While Sino-American reconciliation talks unfolded after Kissinger's secret visit to China in 1971, two Koreas began to communicate with one another for the first time after the Korean War. Both sides shared the common interest in hedging a crisis in which the two superpower allies might abandon them. On the other hand, two Koreas consolidated an authoritarian system to protect their own internal system. In Chapters 3 and 4, it is shown that relations between North and South Korea underwent transformation from the previous mode of ‘confrontation without talks’ to that of ‘confrontation with talks.’ This adjustment took place as a response to the shock of Sino-American reconciliation talks. Chapter 5 details the development of mutual understanding on the vital issue of Korea as the United States and China forged strategic relations in particular to counter the Soviet Union. First of all, Washington and Beijing agreed on the role of the USFK and its gradual withdrawal. In the newly redefined role the USFK would act as a ‘stabilizer’ in Northeastern Asia including the Korean Peninsula.

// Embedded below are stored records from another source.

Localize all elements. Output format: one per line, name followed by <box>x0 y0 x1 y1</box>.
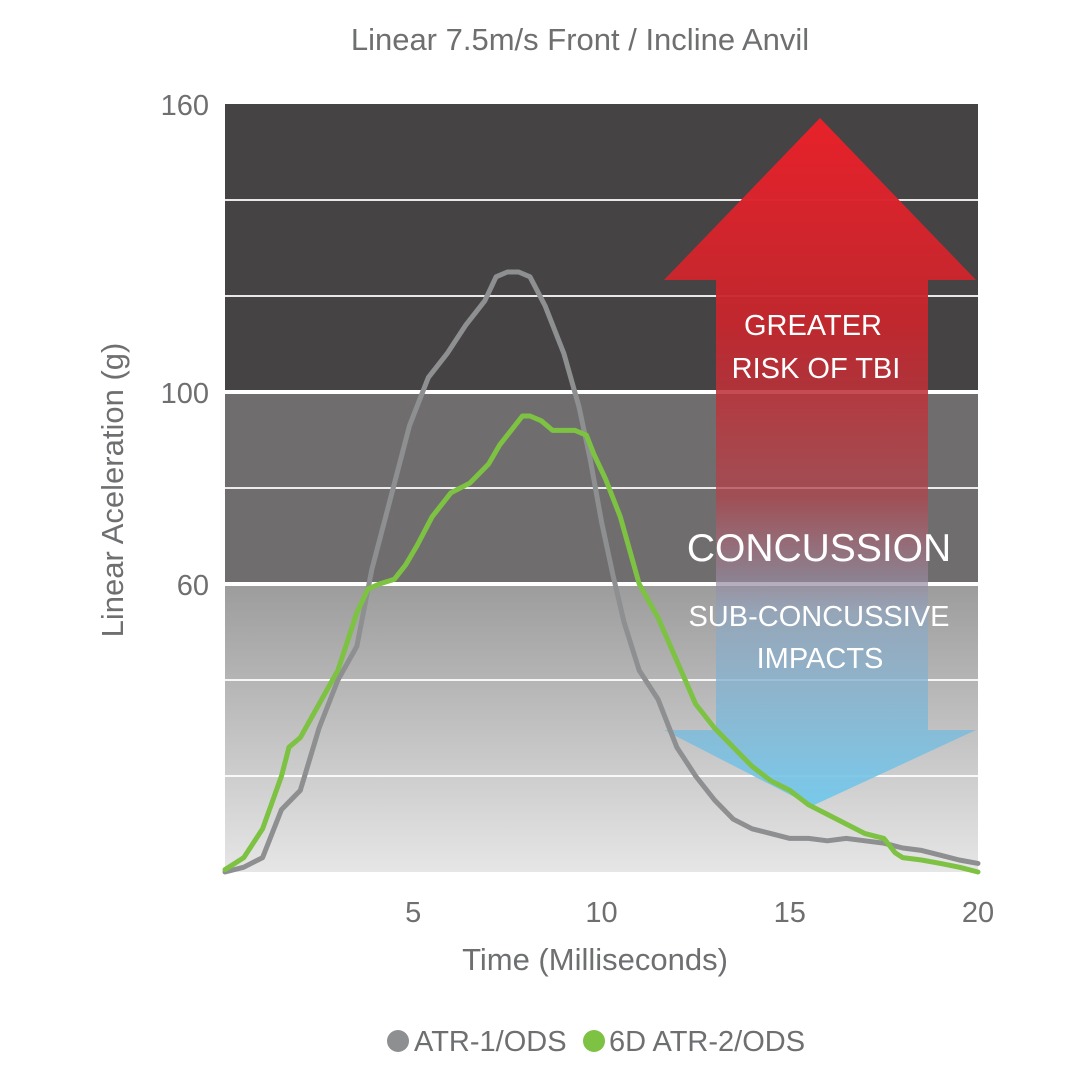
x-tick-label-20: 20 <box>962 897 994 929</box>
y-tick-label-60: 60 <box>177 570 209 602</box>
series-line-atr1 <box>222 269 981 875</box>
series-lines <box>222 269 981 875</box>
legend-label-6d-atr2: 6D ATR-2/ODS <box>609 1026 805 1058</box>
sub-concussive-label-line2: IMPACTS <box>757 643 884 675</box>
y-axis-label: Linear Aceleration (g) <box>95 343 130 638</box>
series-line-6d-atr2 <box>222 413 981 875</box>
risk-label-line2: RISK OF TBI <box>732 353 901 385</box>
x-tick-label-5: 5 <box>405 897 421 929</box>
legend-label-atr1: ATR-1/ODS <box>414 1026 567 1058</box>
risk-label-line1: GREATER <box>744 310 882 342</box>
x-tick-label-10: 10 <box>585 897 617 929</box>
risk-arrow <box>664 118 976 806</box>
concussion-label: CONCUSSION <box>687 527 951 570</box>
x-tick-label-15: 15 <box>774 897 806 929</box>
y-tick-label-160: 160 <box>161 90 209 122</box>
chart-title: Linear 7.5m/s Front / Incline Anvil <box>351 22 809 57</box>
y-tick-label-100: 100 <box>161 378 209 410</box>
x-axis-ticks: 5 10 15 20 <box>405 897 994 929</box>
y-axis-ticks: 60 100 160 <box>161 90 209 602</box>
sub-concussive-label-line1: SUB-CONCUSSIVE <box>688 601 949 633</box>
legend-marker-atr1 <box>387 1030 409 1052</box>
x-axis-label: Time (Milliseconds) <box>462 942 728 977</box>
legend-marker-6d-atr2 <box>583 1030 605 1052</box>
legend: ATR-1/ODS 6D ATR-2/ODS <box>387 1026 805 1058</box>
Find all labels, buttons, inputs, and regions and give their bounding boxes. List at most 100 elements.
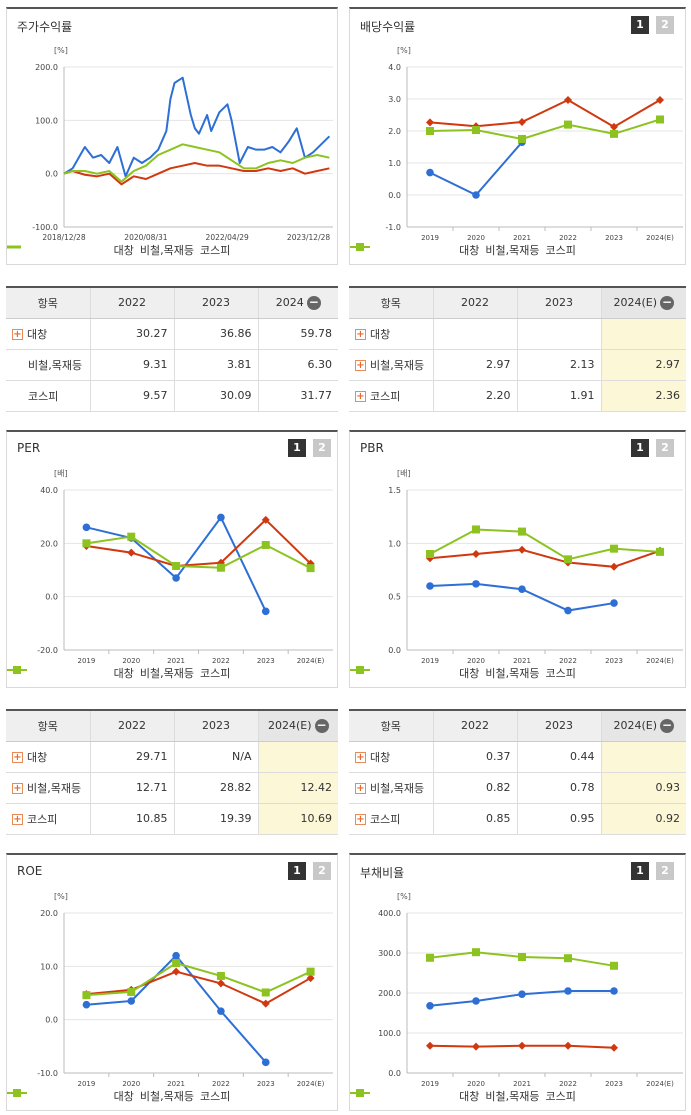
collapse-icon[interactable]: − (314, 717, 329, 733)
panel-title: PBR (360, 441, 384, 455)
debt-ratio-chart: [%] 400.0 300.0 200.0 100.0 0.0 2019 2020 2021 20… (378, 892, 683, 1088)
row-label: 대창 (27, 750, 48, 764)
page-2-button[interactable]: 2 (313, 439, 331, 457)
page-2-button[interactable]: 2 (313, 862, 331, 880)
page-2-button[interactable]: 2 (656, 862, 674, 880)
table-header-row: 항목 2022 2023 2024(E) − (349, 287, 686, 319)
dividend-yield-table: 항목 2022 2023 2024(E) − + 대창 + 비철,목재등 2.97 2.13 2.97… (349, 286, 686, 412)
legend-label: 코스피 (199, 244, 231, 257)
row-label: 대창 (370, 327, 391, 341)
y-unit-label: [%] (54, 46, 68, 55)
value-cell: 10.69 (257, 803, 338, 835)
row-label: 대창 (370, 750, 391, 764)
row-label-cell: + 코스피 (6, 803, 90, 835)
x-tick-label: 2023 (257, 1080, 275, 1088)
value-cell: 3.81 (173, 349, 258, 381)
legend-label: 대창 (459, 1090, 480, 1103)
page-1-button[interactable]: 1 (631, 16, 649, 34)
page-1-button[interactable]: 1 (288, 439, 306, 457)
table-row: + 코스피 10.85 19.39 10.69 (6, 803, 338, 835)
legend-label: 대창 (113, 244, 134, 257)
dividend-yield-panel: 배당수익률 1 2 [%] 4.0 3.0 2.0 1.0 0.0 -1.0 2019 2020… (349, 7, 686, 265)
y-tick-label: 2.0 (388, 127, 401, 136)
legend-item-kospi[interactable]: 코스피 (350, 1088, 576, 1104)
page-1-button[interactable]: 1 (288, 862, 306, 880)
per-chart: [배] 40.0 20.0 0.0 -20.0 2019 2020 2021 2022 2023 2… (37, 469, 333, 665)
legend-item-kospi[interactable]: 코스피 (350, 242, 576, 258)
legend-item-industry[interactable]: 비철,목재등 (350, 665, 539, 681)
column-header-label: 항목 (380, 719, 401, 733)
legend-item-company[interactable]: 대창 (7, 665, 134, 681)
y-tick-label: 20.0 (40, 539, 58, 548)
legend-item-kospi[interactable]: 코스피 (7, 242, 231, 258)
legend-item-company[interactable]: 대창 (350, 665, 479, 681)
panel-title: ROE (17, 864, 43, 878)
page-1-button[interactable]: 1 (631, 862, 649, 880)
x-tick-label: 2022 (212, 1080, 230, 1088)
expand-icon[interactable]: + (12, 814, 23, 825)
expand-icon[interactable]: + (355, 391, 366, 402)
x-tick-label: 2024(E) (646, 234, 674, 242)
data-point-kospi (564, 954, 572, 963)
expand-icon[interactable]: + (12, 752, 23, 763)
data-point-industry (472, 550, 480, 558)
value-cell (257, 741, 338, 773)
expand-icon[interactable]: + (12, 783, 23, 794)
y-tick-label: 200.0 (35, 63, 58, 72)
value-cell (432, 318, 517, 350)
value-cell: 2.13 (516, 349, 601, 381)
data-point-company (610, 987, 618, 995)
page-2-button[interactable]: 2 (656, 439, 674, 457)
x-tick-label: 2024(E) (646, 657, 674, 665)
data-point-kospi (472, 525, 480, 534)
legend-item-industry[interactable]: 비철,목재등 (7, 242, 194, 258)
legend-marker (350, 666, 370, 674)
legend-item-industry[interactable]: 비철,목재등 (350, 242, 539, 258)
row-label-cell: + 대창 (6, 318, 90, 350)
data-point-kospi (472, 948, 480, 957)
legend-item-kospi[interactable]: 코스피 (350, 665, 576, 681)
legend-marker (350, 243, 370, 251)
data-point-kospi (82, 991, 91, 1000)
y-tick-label: 400.0 (378, 909, 401, 918)
collapse-icon[interactable]: − (660, 717, 675, 733)
x-tick-label: 2023 (605, 1080, 623, 1088)
data-point-kospi (127, 532, 136, 541)
expand-icon[interactable]: + (12, 329, 23, 340)
series-line-kospi (86, 962, 312, 997)
x-tick-label: 2023/12/28 (287, 233, 330, 242)
page-1-button[interactable]: 1 (631, 439, 649, 457)
data-point-company (564, 606, 572, 615)
expand-icon[interactable]: + (355, 783, 366, 794)
column-header: 2024(E) − (600, 710, 686, 742)
data-point-kospi (564, 555, 572, 564)
collapse-icon[interactable]: − (306, 294, 321, 310)
value-cell: 30.09 (173, 380, 258, 412)
legend-label: 비철,목재등 (139, 244, 194, 257)
table-row: 비철,목재등 9.31 3.81 6.30 (6, 349, 338, 381)
expand-icon[interactable]: + (355, 814, 366, 825)
data-point-company (172, 951, 180, 960)
legend-item-industry[interactable]: 비철,목재등 (350, 1088, 539, 1104)
page-2-button[interactable]: 2 (656, 16, 674, 34)
legend-item-company[interactable]: 대창 (7, 242, 134, 258)
value-cell: 36.86 (173, 318, 258, 350)
expand-icon[interactable]: + (355, 360, 366, 371)
legend-item-company[interactable]: 대창 (7, 1088, 134, 1104)
data-point-kospi (610, 129, 618, 138)
expand-icon[interactable]: + (355, 329, 366, 340)
legend-item-industry[interactable]: 비철,목재등 (7, 1088, 194, 1104)
expand-icon[interactable]: + (355, 752, 366, 763)
data-point-industry (518, 118, 526, 127)
legend-item-company[interactable]: 대창 (350, 1088, 480, 1104)
table-header-row: 항목 2022 2023 2024− (6, 287, 338, 319)
legend-item-industry[interactable]: 비철,목재등 (7, 665, 194, 681)
legend-item-company[interactable]: 대창 (350, 242, 479, 258)
value-cell (516, 318, 601, 350)
collapse-icon[interactable]: − (660, 294, 675, 310)
legend-item-kospi[interactable]: 코스피 (7, 1088, 230, 1104)
legend-label: 비철,목재등 (139, 1090, 194, 1103)
legend-item-kospi[interactable]: 코스피 (7, 665, 230, 681)
value-cell: 59.78 (257, 318, 338, 350)
y-unit-label: [%] (397, 46, 411, 55)
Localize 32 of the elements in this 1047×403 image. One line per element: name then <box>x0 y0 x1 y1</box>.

It was expected to maintain the balance of power, especially as a check against the potential expansionism of the Soviet Union and Japan. With China’s understanding of the USFK’s role and its continued deployment, the Nixon administration abandoned the plan of extending Nixon Doctrine to South Korea.

Secondly, the United States and China cooperated in settling the legitimacy issue related to the United Nations. Accordingly, the UNCURK was dissolved without fanfare at the 28th UN General Assembly. In brief, the course of the Korean Question, set jointly by the two powers in rapprochement, did not move toward dismantling the Korean divided system in favor of unification. Instead, it aimed at no other than the stabilization of the ‘two legitimate government’ based on the premise of Sino-American engagement in the Korean Question.

These arrangements made during Sino-American secret talks, however, gave rise to differences in the concepts of détente and security between a pair of allies in each camp as well as between two Koreas. As described in Chapter 6, North Korea in particular opposed the continued deployment of the USFK and demanded the conclusion of a peace treaty with the United States in 1974 as a move to undermine South Korea's legitimacy. And worse yet, Washington and Beijing gave priority to maintaining alliance rather than collectively exerting influence over Korean problems. After all, both of them confronted one another at the UN General Assembly of 1974 and 1975, which led to the simultaneous adoption of two contradictory resolutions.

But the character of the confrontation structure by then had fundamentally changed from that before Sino-American rapprochement. While the United States and China stood on the opposite side over the Korean problems, both still forged the common understanding of the USFK’ role as a stabilizer. Besides, they sought to share the strategic interest of maintaining the present cease-fire system in the Korean Peninsula. It can be said that the approval of two contradictory resolutions at the UN General Assembly in 1975 represented a kind of compromise between the United States and China. The logical result was the recognition of ‘two antagonistic legal governments’ in the Korean Peninsula and the eternal freeze of USFK and UNC issues.

This outcome points to the formation of a new risk management system. We might be able to call this system Sino-American Concert of the Korean Peninsula, evolving around a peculiar dynamism of ‘adequate cooperation and check’ between the United States and China. This suggests that the Korean Question would be continuously contained within the frame of the strategic interest of Washington and Beijing. Two Koreas, which had been devoting themselves to an antagonistic confrontation to deny even the existence of the opponent, accepted the coexistence of both sides in response to the structural changes and developed a competitive relationship as a realistic strategy. The Korean divided system, which was restructured through the ‘three storylines’—détente between Washington and Beijing and between Seoul and Pyongyang as well as ‘behind-the-scenes’ Sino-American negotiations regarding the Korean Question—has been maintaining its basic frame while containing new unstable factors after the end of the Cold War.